I think there’s some truth to that, and some necessary context as well. Ideally, yes, I would be an ORM expert on whatever 1 or 2 specific frameworks my colleagues are using (Entity Framework, most likely), and any time there was a potential performance challenge with a app-to-database call, I’d be able to parachute-in and sprinkle some magic dust and make it all better. But I’m also the one DBA (out of approx. 1.3 total), serving 4 teams of 3-6 devs each, so in the immortal words of meme-dom:
Ain’t nobody got time for that!
Now I’m not making excuses. All I’m saying is, the burden of understanding is on more than just one team member or job-role. If your dev team is adapting an ORM, said devs need to learn how it works too — at least enough to help with basic performance troubleshooting. Even if it’s just the ability to extract, from a debug session, the actual T-SQL code that’s being sent to the server, and give me a sample query to analyze for performance bottlenecks.

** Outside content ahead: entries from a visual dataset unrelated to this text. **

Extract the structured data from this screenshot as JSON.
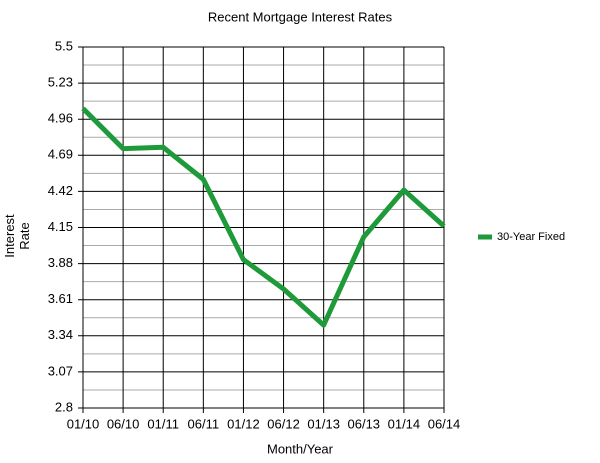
{
  "chart_data": {
    "type": "line",
    "title": "Recent Mortgage Interest Rates",
    "x_label": "Month/Year",
    "y_label": "Interest Rate",
    "categories": [
      "01/10",
      "06/10",
      "01/11",
      "06/11",
      "01/12",
      "06/12",
      "01/13",
      "06/13",
      "01/14",
      "06/14"
    ],
    "series": [
      {
        "name": "30-Year Fixed",
        "color": "#1f9a3a",
        "values": [
          5.04,
          4.74,
          4.75,
          4.51,
          3.91,
          3.69,
          3.42,
          4.08,
          4.43,
          4.16
        ]
      }
    ],
    "ylim": [
      2.8,
      5.5
    ],
    "yticks": [
      2.8,
      3.07,
      3.34,
      3.61,
      3.88,
      4.15,
      4.42,
      4.69,
      4.96,
      5.23,
      5.5
    ],
    "grid": true,
    "minor_grid": true,
    "legend": "right"
  }
}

Let’s step back a bit. It’s all about using the right tool for the job, yes? ORMs are meant for basic CRuD operations and simple data access patterns, right? So why try to build complex business logic into them? Because, like it not, teams do build complex business logic into the data layer — despite our protests and soapbox sermons to not do it. And because the vast majority of applications we’re dealing with are not greenfield. Furthermore, ORMs tend to work best when the data model is well-defined, or the database is modeled well (well-modeled?). And again, we don’t all get to work with unicorns in utopia.
Put it this way: If you want an efficient, performant module of data-layer business-logic against your SQL database, it’s likely going to be a stored procedure carefully crafted by a DBA/DBDev. Could you achieve the same results from the app layer, using Linq and/or some mix of ORM and code? Probably. Do you have the time and patience to do so? Maybe not.
So once again, I’m Switzerland. Well, preferably a more pragmatic version — what country would that be? Norway? Anyway. Use the methodology that’s the best compromise between “right tool for the job”, “optimized developer productivity”, and “easiest to troubleshoot”. It’s a tough call, but that’s why we get paid.